Three dimensional flow simulations allow for obtaining a detailed view on the flow within the spacer, as well as on the particles transport there. Compared to the analytical considerations, the CFD (Computational Fluid Dynamics) simulations provide more detailed information in the case of complicated geometry, or complicated flow control. This information supplements the analytical considerations in optimizing the flow regimes and in further improving the design and the performance of the device.

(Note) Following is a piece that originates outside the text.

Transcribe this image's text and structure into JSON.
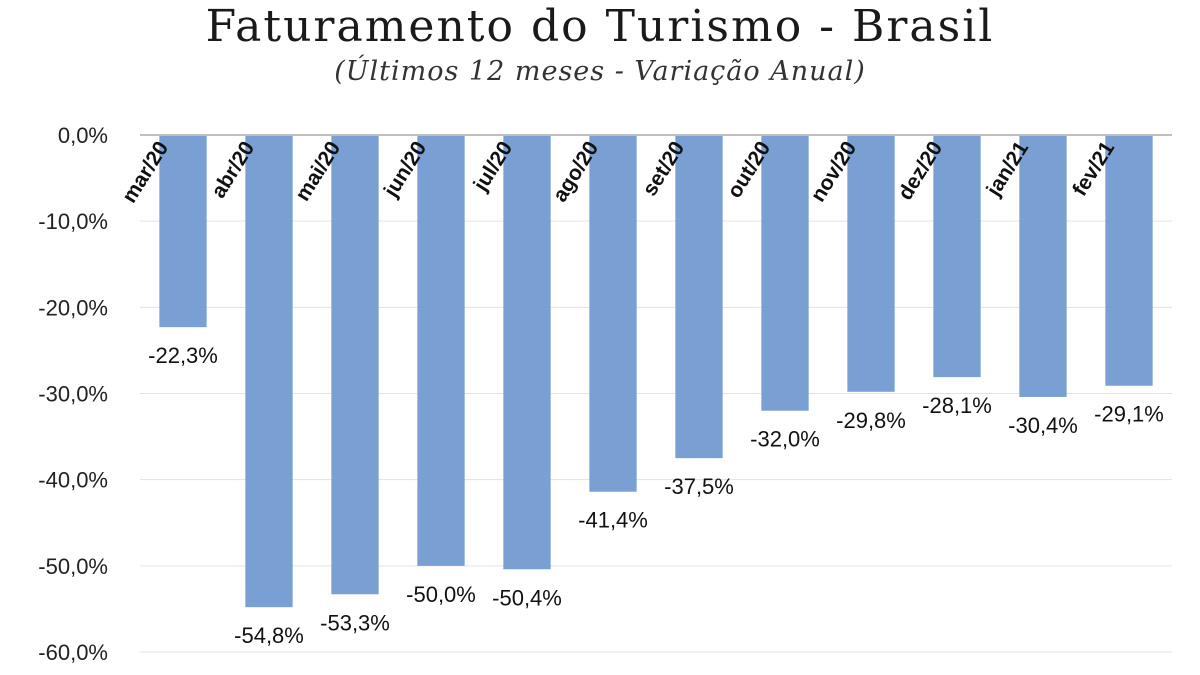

In particular, simulations with different size and/or location of the injection pipe, with different number and size of the outlet pipes, allow for analyzing the influence of these parameters on the important components of the process.

These components include:

  • size and shape of the focusing area
  • symmetry, magnitude and separation of the peaks in the fractogram

CFD simulations allow for precise location of the focusing zone for each reasonable flow rate distribution for any selected shape and size of the spacer. It is well known that the size and the shape of the focusing area influences significantly the particles separation during the elution stage, and therefore its study is important in further improving the design of the fractionation device.


Optimization of the Density of the Sample in the Focusing Area

Furthermore, the simulation, combined with properly optimized flow control, allows for optimizing the density of the sample in the focusing zone, what is especially important in the case of hollow fiber where the small focusing area can result in high sample concentration, and thus undesirable agglomeration of particles/moleculae.

EFFF technology is very useful for separating particles with the same size (which can not be therefore separated by AFFFF), but with different electrical properties. A combined EFFF and AFFFF approach allows to separate broader class of particles and to reduce the number of devices used in a Lab. To summarize, CFD simulation is a powerful approach for evaluation and pre-selection of designs and flow control, without building expensive prototypes.